World Alliance for Breastfeeding Action (WABA)
- Founded: 14 February 1991; 35 years ago
- Type: Network of People
- Focus: Innocenti Declaration
- Location: Worldwide;
- Key people: Derrick and Pat Jelliffe
- Website: Official Website

= World Alliance for Breastfeeding Action =

The World Alliance for Breastfeeding Action (WABA) is a network of people working on a global scale to eliminate obstacles to breastfeeding and to act on the Innocenti Declaration. The groups within this alliance tackle the problems from a variety of perspectives or point of views, such as consumer advocates, mothers, and lactation consultants.

Among the various organizations and individuals involved in the creation of WABA, Derrick and Pat Jelliffe, two experts in tropical paediatrics and infant nutrition, were instrumental in its founding and in the launching of some of its more visible early initiatives.

WABA organises the World Breastfeeding Week, held annually August 1 through the 7th, to put together the efforts of all breastfeeding advocates, governments, and the public in more than 170 countries.

==Campaigns==
Several campaigns are associated with the WABA:

1991 to present - The Baby Friendly Hospital Initiative (BFHI) is a joint campaign by UNICEF and the World Health Organization, and focuses mainly on hospital practices, implementing the principles of the Innocenti Declaration.

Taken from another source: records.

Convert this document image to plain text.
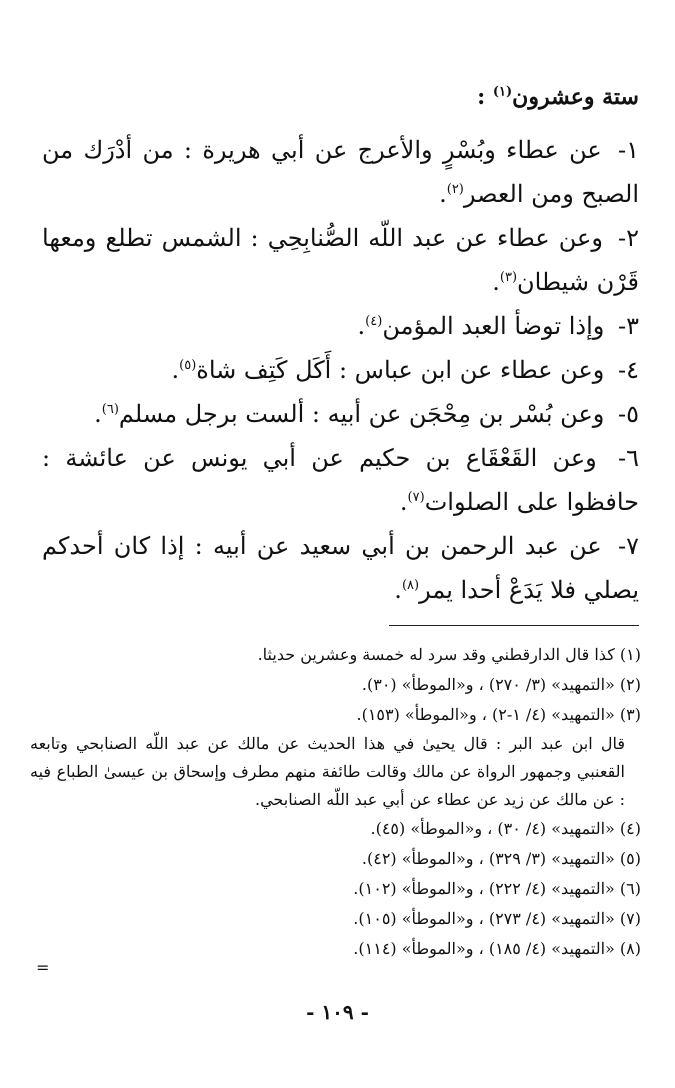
ستة وعشرون$^{(١)}$ :

١- عن عطاء وبُسْرٍ والأعرج عن أبي هريرة : من أدْرَك من الصبح ومن العصر$^{(٢)}$.

٢- وعن عطاء عن عبد اللّه الصُّنابِحِي : الشمس تطلع ومعها قَرْن شيطان$^{(٣)}$.

٣- وإذا توضأ العبد المؤمن$^{(٤)}$.

٤- وعن عطاء عن ابن عباس : أَكَل كَتِف شاة$^{(٥)}$.

٥- وعن بُسْر بن مِحْجَن عن أبيه : ألست برجل مسلم$^{(٦)}$.

٦- وعن القَعْقَاع بن حكيم عن أبي يونس عن عائشة : حافظوا على الصلوات$^{(٧)}$.

٧- عن عبد الرحمن بن أبي سعيد عن أبيه : إذا كان أحدكم يصلي فلا يَدَعْ أحدا يمر$^{(٨)}$.

(١) كذا قال الدارقطني وقد سرد له خمسة وعشرين حديثا.

(٢) «التمهيد» (٣/ ٢٧٠) ، و«الموطأ» (٣٠).

(٣) «التمهيد» (٤/ ١-٢) ، و«الموطأ» (١٥٣).

قال ابن عبد البر : قال يحيىٰ في هذا الحديث عن مالك عن عبد اللّه الصنابحي وتابعه القعنبي وجمهور الرواة عن مالك وقالت طائفة منهم مطرف وإسحاق بن عيسىٰ الطباع فيه : عن مالك عن زيد عن عطاء عن أبي عبد اللّه الصنابحي.

(٤) «التمهيد» (٤/ ٣٠) ، و«الموطأ» (٤٥).

(٥) «التمهيد» (٣/ ٣٢٩) ، و«الموطأ» (٤٢).

(٦) «التمهيد» (٤/ ٢٢٢) ، و«الموطأ» (١٠٢).

(٧) «التمهيد» (٤/ ٢٧٣) ، و«الموطأ» (١٠٥).

(٨) «التمهيد» (٤/ ١٨٥) ، و«الموطأ» (١١٤).

=
- ١٠٩ -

1993 - This campaign tackled the problem of developing mother-friendly workplaces. In general, they wanted mothers to be able to combine breastfeeding with their working atmosphere.

1994 - The main focus of the '94 campaign was to implement again the International Code of Marketing of Breast-milk Substitutes in all countries to meet the demands of the Innocenti Declaration.

==International Code of Marketing of Breast-milk Substitutes==
International Code of Marketing of Breast-milk Substitutes (Rules for industries, health workers, and governments to regulate the promotion of baby products through marketing):

1. No advertising of any of these products to the public.
2. No free samples to mothers.
3. No promotion of products in health care facilities, including the distribution of free or low-cost supplies.
4. No company sales representatives to advise mothers.
5. No gifts or personal samples to health workers.
6. No words or pictures idealizing artificial feeding, or pictures of infants on labels of infant milk containers.
7. Information to health workers should be scientific and factual.
8. All information on artificial infant feeding, including that on labels, should explain the benefits of breastfeeding, and the costs and hazards associated with artificial feeding.
9. Unsuitable products, such as sweetened condensed milk, should not be promoted for babies.
10. Manufacturers and distributors should comply with the Code's provisions even if countries have not adopted laws or other measures.